A citação de Kevin valida o desejo de encontro com aquilo que nos desorienta, apenas por ser distinto. Ao colocar um grupo de pesquisadores em contato com a criação de outros artistas, este projeto desdobra o seu nome – Artista-Pesquisador – sobre o outro, anulando desde já a ideia de que a pesquisa esteja fadada a ser um movimento narcísico e voltado para si próprio. As ações em curso visam o estudo, a produção e publicação de textos sobre as obras que se apresentarão no festival e também a realização de ações de divulgação destes artistas em espaços de ensino, visando formar um público interessado em acompanhar as atrações do festival.
Nessa busca por definição, acabo me desvencilhando da exigência de encontrar a origem do termo “artista-pesquisador” para me deter naquilo que me parece mais essencial tanto ao termo quanto ao projeto Artista-Pesquisador: a tentativa. A impermanência e o movimento como características determinantes ao artista que visa não somente criar a sua pesquisa, mas também pesquisar a sua cria e, sobretudo, colocá-la em diálogo com a pesquisa e a criação do outro.

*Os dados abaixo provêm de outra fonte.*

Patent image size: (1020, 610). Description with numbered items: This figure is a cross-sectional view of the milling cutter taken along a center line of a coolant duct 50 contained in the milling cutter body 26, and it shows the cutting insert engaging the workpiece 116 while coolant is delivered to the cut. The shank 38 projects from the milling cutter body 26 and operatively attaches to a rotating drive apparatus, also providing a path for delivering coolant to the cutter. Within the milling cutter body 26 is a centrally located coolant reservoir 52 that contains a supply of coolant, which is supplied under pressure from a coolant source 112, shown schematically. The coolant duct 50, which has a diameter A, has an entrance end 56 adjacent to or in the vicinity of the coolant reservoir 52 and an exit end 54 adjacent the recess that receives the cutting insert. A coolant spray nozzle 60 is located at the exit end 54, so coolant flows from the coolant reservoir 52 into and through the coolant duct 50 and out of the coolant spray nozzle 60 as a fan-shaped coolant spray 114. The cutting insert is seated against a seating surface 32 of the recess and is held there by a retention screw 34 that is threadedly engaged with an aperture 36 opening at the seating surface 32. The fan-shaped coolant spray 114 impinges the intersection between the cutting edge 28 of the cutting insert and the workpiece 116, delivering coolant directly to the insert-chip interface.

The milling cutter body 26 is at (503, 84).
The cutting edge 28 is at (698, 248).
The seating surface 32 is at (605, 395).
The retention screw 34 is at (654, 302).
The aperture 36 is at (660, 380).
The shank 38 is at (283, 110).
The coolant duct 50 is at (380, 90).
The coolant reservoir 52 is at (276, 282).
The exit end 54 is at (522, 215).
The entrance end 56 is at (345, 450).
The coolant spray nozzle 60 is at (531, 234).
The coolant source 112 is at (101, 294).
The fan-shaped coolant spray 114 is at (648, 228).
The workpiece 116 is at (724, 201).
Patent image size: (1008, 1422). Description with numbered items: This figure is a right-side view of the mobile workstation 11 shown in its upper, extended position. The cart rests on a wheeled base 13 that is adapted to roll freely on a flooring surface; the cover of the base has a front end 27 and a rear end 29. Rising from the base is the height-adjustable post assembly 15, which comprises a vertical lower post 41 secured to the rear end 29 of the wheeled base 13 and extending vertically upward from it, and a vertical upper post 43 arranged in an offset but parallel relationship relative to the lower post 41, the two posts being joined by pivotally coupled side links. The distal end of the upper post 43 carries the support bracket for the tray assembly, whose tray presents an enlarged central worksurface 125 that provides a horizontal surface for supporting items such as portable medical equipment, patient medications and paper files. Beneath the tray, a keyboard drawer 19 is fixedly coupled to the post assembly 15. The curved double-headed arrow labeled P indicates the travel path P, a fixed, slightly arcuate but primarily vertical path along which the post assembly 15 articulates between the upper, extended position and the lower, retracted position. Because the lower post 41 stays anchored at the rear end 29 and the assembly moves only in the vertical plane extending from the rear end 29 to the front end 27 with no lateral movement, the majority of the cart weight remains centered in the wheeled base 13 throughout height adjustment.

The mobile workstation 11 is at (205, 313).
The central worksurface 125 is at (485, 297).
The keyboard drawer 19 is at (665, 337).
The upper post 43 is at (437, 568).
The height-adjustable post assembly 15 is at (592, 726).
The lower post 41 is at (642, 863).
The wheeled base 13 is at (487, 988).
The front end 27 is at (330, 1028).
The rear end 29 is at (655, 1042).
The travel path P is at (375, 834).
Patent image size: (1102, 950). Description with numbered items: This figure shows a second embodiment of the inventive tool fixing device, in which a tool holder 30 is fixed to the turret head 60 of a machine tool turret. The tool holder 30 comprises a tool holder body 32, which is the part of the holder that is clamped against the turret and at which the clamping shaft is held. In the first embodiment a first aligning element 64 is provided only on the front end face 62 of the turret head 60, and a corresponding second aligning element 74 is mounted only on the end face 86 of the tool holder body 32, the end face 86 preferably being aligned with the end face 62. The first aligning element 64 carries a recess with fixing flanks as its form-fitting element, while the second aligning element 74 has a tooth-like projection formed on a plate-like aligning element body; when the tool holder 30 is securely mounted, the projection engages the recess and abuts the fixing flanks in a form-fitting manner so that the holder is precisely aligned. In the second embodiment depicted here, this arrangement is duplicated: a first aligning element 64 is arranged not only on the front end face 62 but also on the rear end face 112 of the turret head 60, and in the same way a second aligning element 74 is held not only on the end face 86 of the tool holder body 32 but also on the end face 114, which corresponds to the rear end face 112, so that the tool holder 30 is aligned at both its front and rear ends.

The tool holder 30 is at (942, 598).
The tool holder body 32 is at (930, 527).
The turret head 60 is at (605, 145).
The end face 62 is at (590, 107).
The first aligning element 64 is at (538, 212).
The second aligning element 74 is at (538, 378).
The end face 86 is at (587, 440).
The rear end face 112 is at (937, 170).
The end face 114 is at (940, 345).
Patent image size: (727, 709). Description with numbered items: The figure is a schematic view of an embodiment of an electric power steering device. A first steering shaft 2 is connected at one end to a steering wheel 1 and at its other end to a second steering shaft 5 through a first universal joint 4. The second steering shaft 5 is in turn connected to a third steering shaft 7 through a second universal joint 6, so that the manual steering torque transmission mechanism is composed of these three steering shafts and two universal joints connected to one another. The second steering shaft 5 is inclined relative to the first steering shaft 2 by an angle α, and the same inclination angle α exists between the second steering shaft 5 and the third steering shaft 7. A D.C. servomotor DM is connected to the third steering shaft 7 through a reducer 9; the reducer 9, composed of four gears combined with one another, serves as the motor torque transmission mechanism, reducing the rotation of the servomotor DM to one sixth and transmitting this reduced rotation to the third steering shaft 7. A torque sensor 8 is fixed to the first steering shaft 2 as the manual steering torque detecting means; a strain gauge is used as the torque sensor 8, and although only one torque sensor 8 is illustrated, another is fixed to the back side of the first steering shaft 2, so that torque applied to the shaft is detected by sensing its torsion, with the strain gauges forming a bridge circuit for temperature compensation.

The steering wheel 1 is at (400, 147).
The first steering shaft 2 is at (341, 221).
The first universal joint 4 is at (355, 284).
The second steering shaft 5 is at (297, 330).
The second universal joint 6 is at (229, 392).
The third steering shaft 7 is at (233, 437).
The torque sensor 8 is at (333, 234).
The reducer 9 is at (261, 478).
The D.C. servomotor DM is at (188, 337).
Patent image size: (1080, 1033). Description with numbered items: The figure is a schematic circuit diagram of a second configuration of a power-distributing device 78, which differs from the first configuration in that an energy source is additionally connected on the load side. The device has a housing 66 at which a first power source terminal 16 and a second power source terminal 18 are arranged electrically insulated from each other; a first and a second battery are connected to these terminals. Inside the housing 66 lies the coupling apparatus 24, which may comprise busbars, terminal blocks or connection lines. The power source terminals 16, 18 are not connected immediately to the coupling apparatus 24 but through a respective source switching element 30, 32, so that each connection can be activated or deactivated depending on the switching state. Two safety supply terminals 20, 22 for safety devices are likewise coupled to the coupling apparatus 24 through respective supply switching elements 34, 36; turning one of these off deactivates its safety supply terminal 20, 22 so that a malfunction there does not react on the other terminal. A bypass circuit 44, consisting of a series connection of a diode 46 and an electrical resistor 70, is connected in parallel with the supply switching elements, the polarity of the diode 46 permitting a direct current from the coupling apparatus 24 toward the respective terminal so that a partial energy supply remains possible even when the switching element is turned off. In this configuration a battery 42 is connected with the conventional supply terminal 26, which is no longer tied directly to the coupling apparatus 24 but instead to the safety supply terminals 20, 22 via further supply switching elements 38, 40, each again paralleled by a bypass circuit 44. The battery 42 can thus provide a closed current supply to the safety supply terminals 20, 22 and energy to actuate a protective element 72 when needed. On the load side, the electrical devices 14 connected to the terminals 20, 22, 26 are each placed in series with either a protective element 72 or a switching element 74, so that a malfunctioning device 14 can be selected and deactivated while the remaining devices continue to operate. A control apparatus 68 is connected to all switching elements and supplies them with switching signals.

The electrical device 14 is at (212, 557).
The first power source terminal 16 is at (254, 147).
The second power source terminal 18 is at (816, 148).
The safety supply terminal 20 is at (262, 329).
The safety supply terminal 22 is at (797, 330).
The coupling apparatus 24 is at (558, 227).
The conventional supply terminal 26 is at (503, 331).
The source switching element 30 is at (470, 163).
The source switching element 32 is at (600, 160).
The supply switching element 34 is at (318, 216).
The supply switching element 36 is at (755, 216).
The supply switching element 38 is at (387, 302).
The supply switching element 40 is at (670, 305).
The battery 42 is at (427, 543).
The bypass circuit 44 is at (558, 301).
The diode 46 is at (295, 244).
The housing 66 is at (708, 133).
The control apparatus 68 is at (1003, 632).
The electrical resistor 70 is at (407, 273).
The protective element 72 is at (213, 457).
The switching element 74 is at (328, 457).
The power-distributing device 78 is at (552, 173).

Assim, neste jogo entrelaçado e multiplicador, o artista-pesquisador se revela como uma categoria política por excelência, já que requisita para si a possibilidade de colocar em teste as classificações dadas e também, ao mesmo tempo, a possibilidade de chacoalhar os modos tradicionais de produção e recepção artística. Tomado pela diferença e pelo encontro com o outro, cabe ao artista-pesquisador revigorar a sua prática e atualizar o tempo e o espaço em que age.
Aqui no TEMPO_CONTÍNUO, esses artistas apresentam, a partir de agora, as suas pesquisas e criações a partir do universo de cada criação que se apresentará em de 04 a 14 de outubro no TEMPO_FESTIVAL.
Diogo Liberano
Coordenador do projeto Artista-Pesquisador no TEMPO_FESTIVAL das Artes, curador da [ mostra hífen de pesquisa-cena ] e diretor artístico da companhia carioca Teatro Inominável
[1] São eles: Bernardo Lorga, Clarice Lissovsky, Davi Giordano, Flávia Naves, Lucas Canavarro, Maria Eduarda Magalhães, Natássia Vello, Nina Balbi, Patrícia Teles, Tomás Braune e Yves Baeta.